Aller au contenu principal

Avis relatif au fonctionnement du secteur pharmaceutique (n° 2022-A-01A du 28 février 2022)

avis médicament

Dans cet avis du 28 février 2022 à l'attention du Gouvernement de la Nouvelle-Calédonie (ci-après "le Gouvernement"), l'Autorité décrit le fonctionnement du secteur pharmaceutique en Nouvelle-Calédonie et souligne les imperfections de marché qu’il serait possible de lever grâce à la mise en œuvre de 13 recommandations.

Les caractéristiques du secteur de l'approvisionnement et de la distribution de médicaments en Nouvelle-Calédonie

  • Une dépense courante de santé par habitant de 330 400 FCFP en moyenne, croissante (+10 % en cinq ans) mais qui reste inférieure celle de la métropole et de tous les autres territoires d'outre-mer ;
  • Une offre pharmaceutique satisfaisante par rapport à la moyenne de l'OCDE mais qui se caractérise par d'importantes disparités territoriales, avec une concentration dans le Grand Nouméa (46 officines de pharmacie) par rapport au reste du territoire (24 officines) étant précisé que 7 communes n'accueille aucune pharmacie et doivent s'appuyer sur les centres médico-sociaux, en particulier en Province Nord ;
  • Un secteur extrêmement encadré : le code de santé publique applicable en Nouvelle-Calédonie définit les catégories de médicaments et les obligations s'imposant aux professionnels du secteur (répartiteur-grossiste, pharmaciens, médecins...) tandis que la procédure d'autorisation de mise sur le marché et les critères de détermination des modalités de remboursement des médicaments relèvent de la compétence métropolitaine ;
  • Une dépendance totale aux importations puisque tous les médicaments proviennent exclusivement de métropole ou de l'Union Européenne. En effet, de nombreuses barrières administratives et logistiques ne permettent pas de considérer l'Australie et la Nouvelle-Zélande, par exemple, comme des sources d'approvisionnement alternatives actuellement ;
  • Un marché de l'approvisionnement marqué par une cohabitation entre un circuit court permettant principalement aux établissements de santé de s'approvisionner directement auprès des laboratoires fabricants (2/3 de leurs approvisionnements en médicaments remboursables) et un circuit long qui nécessite le recours à un répartiteur-grossiste : en Nouvelle-Calédonie, la société Unipharma et le groupement des pharmaciens de Nouvelle-Calédonie (GPNC) se trouvent ainsi en situation duopolistique et approvisionnent près de la moitié des officines de Nouvelle-Calédonie chacun;
  • Un mode fixation des prix dual : 
    • Sur le marché de la distribution des médicaments non-remboursés, les prix de vente en gros et les prix de vente au détail en pharmacie sont libres;
    • Sur le marché de la distribution des médicaments remboursables, les prix de vente en gros et au détail sont déconnectés : ainsi, les prix de vente en gros sont libres mais les prix de vente au détail sont fixés par le Gouvernement.
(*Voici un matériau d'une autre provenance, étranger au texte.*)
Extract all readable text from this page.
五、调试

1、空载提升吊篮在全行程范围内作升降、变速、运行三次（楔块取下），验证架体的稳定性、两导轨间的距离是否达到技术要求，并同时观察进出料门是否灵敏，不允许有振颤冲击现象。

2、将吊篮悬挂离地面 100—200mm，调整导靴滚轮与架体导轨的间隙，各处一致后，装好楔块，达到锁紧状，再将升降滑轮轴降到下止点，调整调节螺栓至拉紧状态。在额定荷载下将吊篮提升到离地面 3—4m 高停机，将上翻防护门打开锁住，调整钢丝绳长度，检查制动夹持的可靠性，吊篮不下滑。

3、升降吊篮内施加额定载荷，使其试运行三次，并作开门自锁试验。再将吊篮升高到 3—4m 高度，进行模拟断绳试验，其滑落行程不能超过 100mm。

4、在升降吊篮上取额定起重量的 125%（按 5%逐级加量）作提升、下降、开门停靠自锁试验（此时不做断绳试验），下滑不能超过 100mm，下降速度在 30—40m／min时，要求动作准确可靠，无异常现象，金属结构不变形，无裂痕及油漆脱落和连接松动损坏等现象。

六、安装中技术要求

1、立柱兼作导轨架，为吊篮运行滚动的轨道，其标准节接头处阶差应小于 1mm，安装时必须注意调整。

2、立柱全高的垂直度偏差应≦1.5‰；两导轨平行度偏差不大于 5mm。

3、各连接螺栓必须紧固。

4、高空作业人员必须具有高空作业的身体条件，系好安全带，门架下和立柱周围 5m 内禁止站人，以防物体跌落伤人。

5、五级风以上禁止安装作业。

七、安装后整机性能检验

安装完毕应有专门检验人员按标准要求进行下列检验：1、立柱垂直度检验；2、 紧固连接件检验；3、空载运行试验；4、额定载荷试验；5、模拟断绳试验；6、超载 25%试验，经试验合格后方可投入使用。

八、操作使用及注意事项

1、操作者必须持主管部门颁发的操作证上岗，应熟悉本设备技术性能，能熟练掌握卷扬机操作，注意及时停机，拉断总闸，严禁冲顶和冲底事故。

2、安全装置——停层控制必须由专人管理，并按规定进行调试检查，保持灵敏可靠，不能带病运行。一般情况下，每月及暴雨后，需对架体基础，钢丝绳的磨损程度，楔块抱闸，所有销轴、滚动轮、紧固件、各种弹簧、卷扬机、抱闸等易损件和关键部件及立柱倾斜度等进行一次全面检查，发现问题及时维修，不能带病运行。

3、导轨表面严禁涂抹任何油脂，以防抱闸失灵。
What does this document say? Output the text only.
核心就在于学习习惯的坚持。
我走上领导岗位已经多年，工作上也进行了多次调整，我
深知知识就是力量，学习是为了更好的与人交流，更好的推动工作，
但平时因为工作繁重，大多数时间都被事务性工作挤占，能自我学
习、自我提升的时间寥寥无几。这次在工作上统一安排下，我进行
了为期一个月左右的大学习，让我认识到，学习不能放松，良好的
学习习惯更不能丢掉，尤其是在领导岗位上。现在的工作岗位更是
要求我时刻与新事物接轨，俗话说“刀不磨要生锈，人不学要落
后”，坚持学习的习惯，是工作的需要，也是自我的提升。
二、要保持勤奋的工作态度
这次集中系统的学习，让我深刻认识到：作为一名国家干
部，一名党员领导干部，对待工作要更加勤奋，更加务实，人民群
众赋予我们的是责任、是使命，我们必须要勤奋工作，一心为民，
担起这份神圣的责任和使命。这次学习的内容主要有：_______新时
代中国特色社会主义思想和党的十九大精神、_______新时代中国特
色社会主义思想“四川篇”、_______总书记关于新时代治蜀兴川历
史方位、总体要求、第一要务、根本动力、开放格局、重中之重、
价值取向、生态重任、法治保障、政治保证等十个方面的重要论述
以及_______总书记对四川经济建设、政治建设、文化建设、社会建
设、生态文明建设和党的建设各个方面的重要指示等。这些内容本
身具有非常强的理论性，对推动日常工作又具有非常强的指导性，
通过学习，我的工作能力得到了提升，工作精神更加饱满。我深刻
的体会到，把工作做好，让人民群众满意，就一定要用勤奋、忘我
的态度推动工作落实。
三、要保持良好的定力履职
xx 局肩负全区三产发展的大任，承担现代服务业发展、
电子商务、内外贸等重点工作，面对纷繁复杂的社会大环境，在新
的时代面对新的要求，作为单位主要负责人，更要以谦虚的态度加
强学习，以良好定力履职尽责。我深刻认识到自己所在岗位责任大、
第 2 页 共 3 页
Les imperfections de marché relevées dans le secteur

D'importantes barrières à l'entrée limitent le concurrence sur le marché aval de la distribution des médicaments

Les barrières légales ou règlementaires

  • Le monopole pharmaceutique impose que tout médicament ne puisse être vendu que par un pharmacien diplômé inscrit à l’ordre des pharmaciens sauf dérogation accordée par la DASS aux médecins des centres médico-sociaux pour un dépannage en urgence ;
  • Le monopole officinal impose que tout médicament vendu au stade du détail aux consommateurs soit effectué en officine. En conséquence, aucun médicament, qu’il soit remboursable ou non, ne peut être vendu en grande et moyenne surfaces ni en ligne par internet à des consommateurs calédoniens, même s’il était délivré par l’intermédiaire d’un pharmacien diplômé inscrit à l’ordre des pharmaciens ;
  • Le numerus clausus interdit la création d’une nouvelle officine dans les communes où la licence a déjà été délivrée pour 4 000 habitants. Une dérogation est possible lorsqu’il s’agit d’ouvrir une officine dans une commune de moins de 4 000 habitants qui n’en possède pas déjà ;
  • L'encadrement règlementaire des prix de vente des médicaments remboursables au détail alors que les prix de vente en gros sont libres conduit à ce que les économies susceptibles d’être réalisées par les grossistes-répartiteurs sur le marché amont de l’approvisionnement ne puissent être répercutées, sur le marché aval, à travers la baisse des prix de vente au détail des médicaments remboursables et viennent augmenter la marge des grossistes-répartiteurs ou des officines.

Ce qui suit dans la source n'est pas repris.